De nombreuses difficultés
Ce rapide tour d’horizon –loin d’être exhaustif (et nombre de projets sont en cours!)– donne bien le ton: les friches offrent une multitude de possibilités de reconversion… si tant est que ce soit possible. Car réhabiliter une friche est un défi. Le premier mot qui vient souvent d’ailleurs à la bouche des experts contactés est «la pollution des sols». «Véritable ou supposée», souligne Henri Halen, secrétaire général de la Brownfield Academy, qui intervient essentiellement en Wallonie.
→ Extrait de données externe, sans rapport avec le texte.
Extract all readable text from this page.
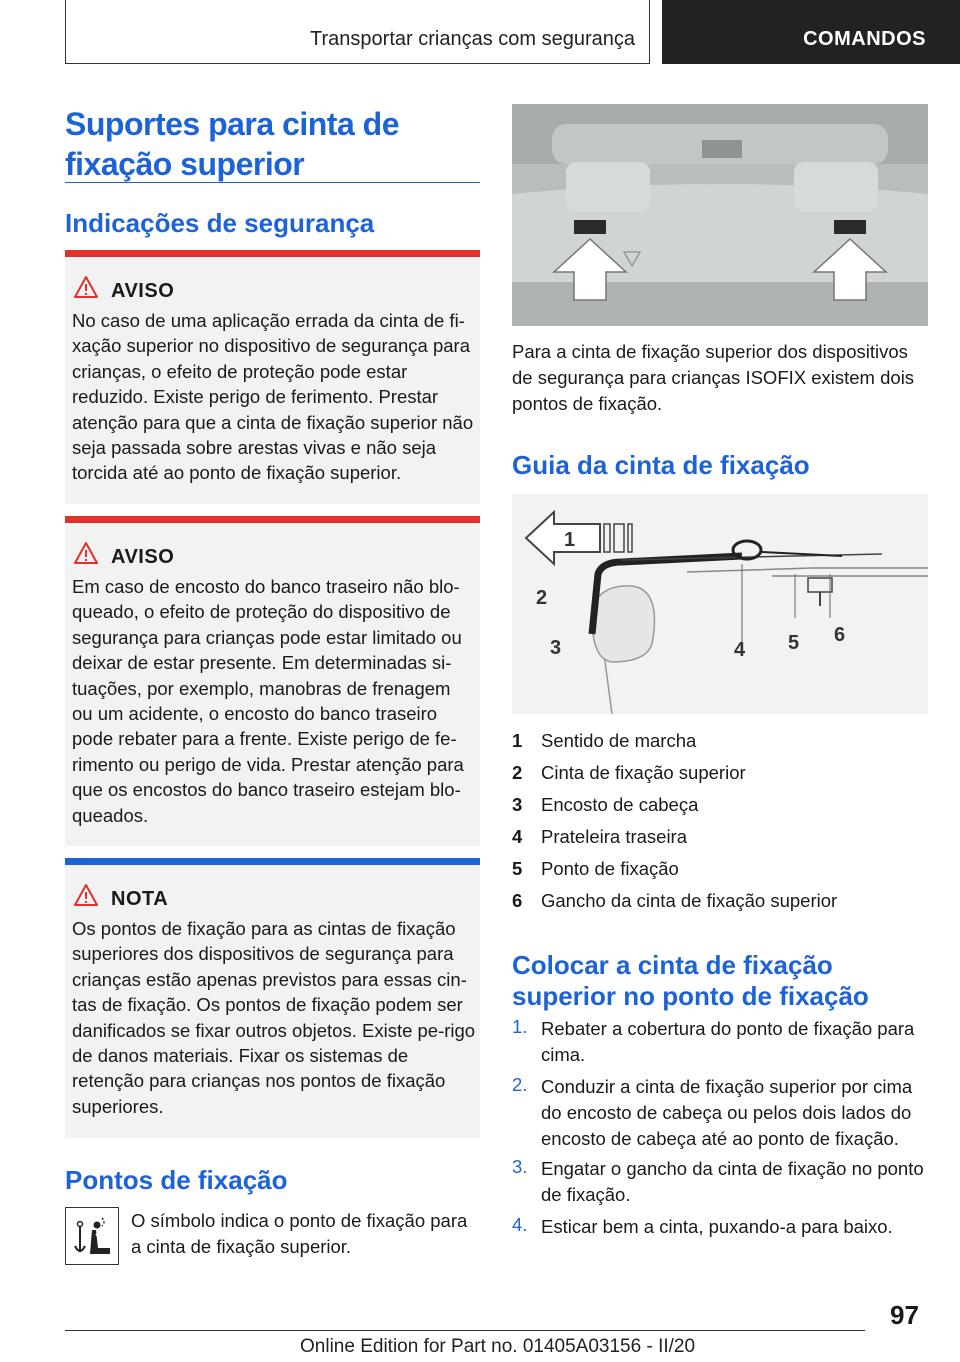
Transportar crianças com segurança	COMANDOS
Suportes para cinta de fixação superior
Indicações de segurança
AVISO
No caso de uma aplicação errada da cinta de fi-xação superior no dispositivo de segurança para crianças, o efeito de proteção pode estar reduzido. Existe perigo de ferimento. Prestar atenção para que a cinta de fixação superior não seja passada sobre arestas vivas e não seja torcida até ao ponto de fixação superior.
AVISO
Em caso de encosto do banco traseiro não blo-queado, o efeito de proteção do dispositivo de segurança para crianças pode estar limitado ou deixar de estar presente. Em determinadas si-tuações, por exemplo, manobras de frenagem ou um acidente, o encosto do banco traseiro pode rebater para a frente. Existe perigo de fe-rimento ou perigo de vida. Prestar atenção para que os encostos do banco traseiro estejam blo-queados.
NOTA
Os pontos de fixação para as cintas de fixação superiores dos dispositivos de segurança para crianças estão apenas previstos para essas cin-tas de fixação. Os pontos de fixação podem ser danificados se fixar outros objetos. Existe pe-rigo de danos materiais. Fixar os sistemas de retenção para crianças nos pontos de fixação superiores.
Pontos de fixação
O símbolo indica o ponto de fixação para a cinta de fixação superior.
Para a cinta de fixação superior dos dispositivos de segurança para crianças ISOFIX existem dois pontos de fixação.
Guia da cinta de fixação
2
3
1
4 5 6
1	Sentido de marcha
2	Cinta de fixação superior
3	Encosto de cabeça
4	Prateleira traseira
5	Ponto de fixação
6	Gancho da cinta de fixação superior
Colocar a cinta de fixação superior no ponto de fixação
1. Rebater a cobertura do ponto de fixação para cima.
2. Conduzir a cinta de fixação superior por cima do encosto de cabeça ou pelos dois lados do encosto de cabeça até ao ponto de fixação.
3. Engatar o gancho da cinta de fixação no ponto de fixação.
4. Esticar bem a cinta, puxando-a para baixo.
97
Online Edition for Part no. 01405A03156 - II/20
Bien souvent, la dépollution est donc un préalable pour la plupart des sites, même si nos interlocuteurs estiment qu’une requalification doit être regardée dans son ensemble. «La première difficulté, c’est de savoir ce que l’on va en faire, pour ensuite déclencher la dynamique de recyclage», indique Pauline Lunard, chargée de développement à l’Établissement public foncier Hauts-de-France, un opérateur public qui fait du portage foncier, en rachetant les terrains, puis en les dépolluant avant de les revendre à l’aménageur ou la collectivité. Même si le serpent se mord la queue: parfois les contraintes du site (comme la pollution, NDLR) orientent, voire déterminent les futurs usages».
© Nicolas Montard
Dépolluer, dessiner un projet, lancer les études sur les différentes possibilités de réaménagements, déposer les permis de démolir, de construire… c’est une autre constante de ces friches. Leur réhabilitation prend énormément de temps. Cinq à dix ans, parfois bien plus, à l’image de la friche Fives-Cail Babcock à Lille. Son réaménagement n’est pas encore fini alors que l’usine, qui fabriquait du matériel ferroviaire, a fermé ses portes à la fin du XXe siècle. Elle accueille tout de même la Bourse du travail depuis 2012, un lycée hôtelier depuis 2016, et des logements, mais on attend encore d’autres habitations, un tiers-lieu, une micro-brasserie, une ferme urbaine, un espace de sport et bien-être, une piscine…
À Anvers, les premières études de sol du projet Blue Gate, sur le site de Petroleum South, datent de 1995. La convention a été signée en 2009, la date de fin est prévue en… 2039! Il s’agira du «premier parc d’affaires écologique et lié à l’eau en Belgique», affiche fièrement le site internet.
La piste temporaire, mode bruxelloise
Une solution pour passer le temps… peut être de leur affecter un usage temporaire. Outre annihiler l’effet d’abandon visuel, des associations ou artistes peuvent y développer du lien social et culturel. Bruxelles s’est fait la spécialité de ces lieux: Studio CityGate, Grand Hospice, Reset sont ou ont été autant de projets d’occupation temporaires en attendant que les études et autorisations pour les projets définitifs soient signées. See U, qui a occupé l’ancienne caserne Fritz Toussaint de 2019 à 2022 avec 200 porteurs de projets, cède par exemple sa place à un quartier avec logements universitaires, logements publics familiaux, halle alimentaire, etc.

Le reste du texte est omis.